More ARM FPGA

A while ago I compared Altera and Xilinx’s ARM-based FPGA combos. More information is now available publicly, so let’s see what we know now…

One thing that’s hard to miss is that Altera are making a big thing of their features to support applications with more taxing reliability and safety requirements.

Altera’s external DRAM interface supports error-checking and correction (ECC) on 32-bit wide memory, whereas Zynq can only do this on 16-bit wide memory, allowing Altera to keep a higher-performance system with ECC. The Altera SoCs also claim ECC on the large blocks of RAM within the processor subsystem (ie the L2 cache and peripheral memory buffers). It appears that Zynq only has parity (ie error checking, but not correction) on the cache and on-chip memory. In Xilinx’s favour, they have performed lots of failure testing (they always have – to a heroic degree!) and the entire processor subsystem has a silent data corruption rate of about 15 FIT. Not seen any FIT data for Altera yet.

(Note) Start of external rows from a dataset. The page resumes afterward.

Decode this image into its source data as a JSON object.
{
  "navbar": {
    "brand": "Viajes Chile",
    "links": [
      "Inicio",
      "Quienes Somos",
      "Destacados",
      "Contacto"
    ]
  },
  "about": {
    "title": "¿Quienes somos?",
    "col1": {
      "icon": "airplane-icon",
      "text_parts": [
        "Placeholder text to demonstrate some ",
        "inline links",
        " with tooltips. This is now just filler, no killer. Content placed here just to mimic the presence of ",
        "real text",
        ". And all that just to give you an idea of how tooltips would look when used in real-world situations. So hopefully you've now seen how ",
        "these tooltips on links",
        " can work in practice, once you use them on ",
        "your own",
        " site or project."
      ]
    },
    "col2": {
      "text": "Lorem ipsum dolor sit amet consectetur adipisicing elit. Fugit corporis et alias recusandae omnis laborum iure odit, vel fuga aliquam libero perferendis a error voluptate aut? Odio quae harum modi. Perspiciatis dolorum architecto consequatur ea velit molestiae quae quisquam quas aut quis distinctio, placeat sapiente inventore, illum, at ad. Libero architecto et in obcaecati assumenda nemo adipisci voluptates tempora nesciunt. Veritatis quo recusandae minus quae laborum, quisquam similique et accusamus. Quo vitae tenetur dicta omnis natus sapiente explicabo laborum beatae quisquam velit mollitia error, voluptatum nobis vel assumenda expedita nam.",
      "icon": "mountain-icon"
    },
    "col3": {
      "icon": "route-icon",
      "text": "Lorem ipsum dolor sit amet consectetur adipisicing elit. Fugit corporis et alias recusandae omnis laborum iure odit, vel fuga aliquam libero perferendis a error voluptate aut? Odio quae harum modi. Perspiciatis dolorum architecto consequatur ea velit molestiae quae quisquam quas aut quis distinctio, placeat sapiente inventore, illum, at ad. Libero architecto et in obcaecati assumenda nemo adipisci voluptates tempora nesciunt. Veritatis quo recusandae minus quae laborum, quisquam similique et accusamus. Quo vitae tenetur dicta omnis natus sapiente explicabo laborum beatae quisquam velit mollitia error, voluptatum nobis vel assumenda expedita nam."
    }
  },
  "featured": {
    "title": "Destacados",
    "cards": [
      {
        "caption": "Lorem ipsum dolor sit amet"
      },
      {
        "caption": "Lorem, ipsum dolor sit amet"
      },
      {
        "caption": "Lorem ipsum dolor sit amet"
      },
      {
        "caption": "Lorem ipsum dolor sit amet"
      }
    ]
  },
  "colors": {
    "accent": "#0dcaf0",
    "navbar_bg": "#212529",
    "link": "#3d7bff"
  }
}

Both vendors have memory protection within the microprocessor section to stop errant software processes stomping on each other’s data, but Altera appear to have additional protection within the DDR controller too, which presumably protects against accesses from the FPGA fabric going where they shouldn’t. Again, Zynq does not (as far as I can see) provide this feature.

Looking “mechanically”, Altera have devices which are pinout compatible with and without their many-gigabit-transceiver blocks, which would provide one of my applications with a useful development interface which could be dropped in production without a board respin.

Finally, Altera also have a single-core option. Of course, that only makes any difference if it saves enough money to make the silicon cheaper in any applications which can get away with a single core. Xilinx have clearly decided not… we’ll have to see!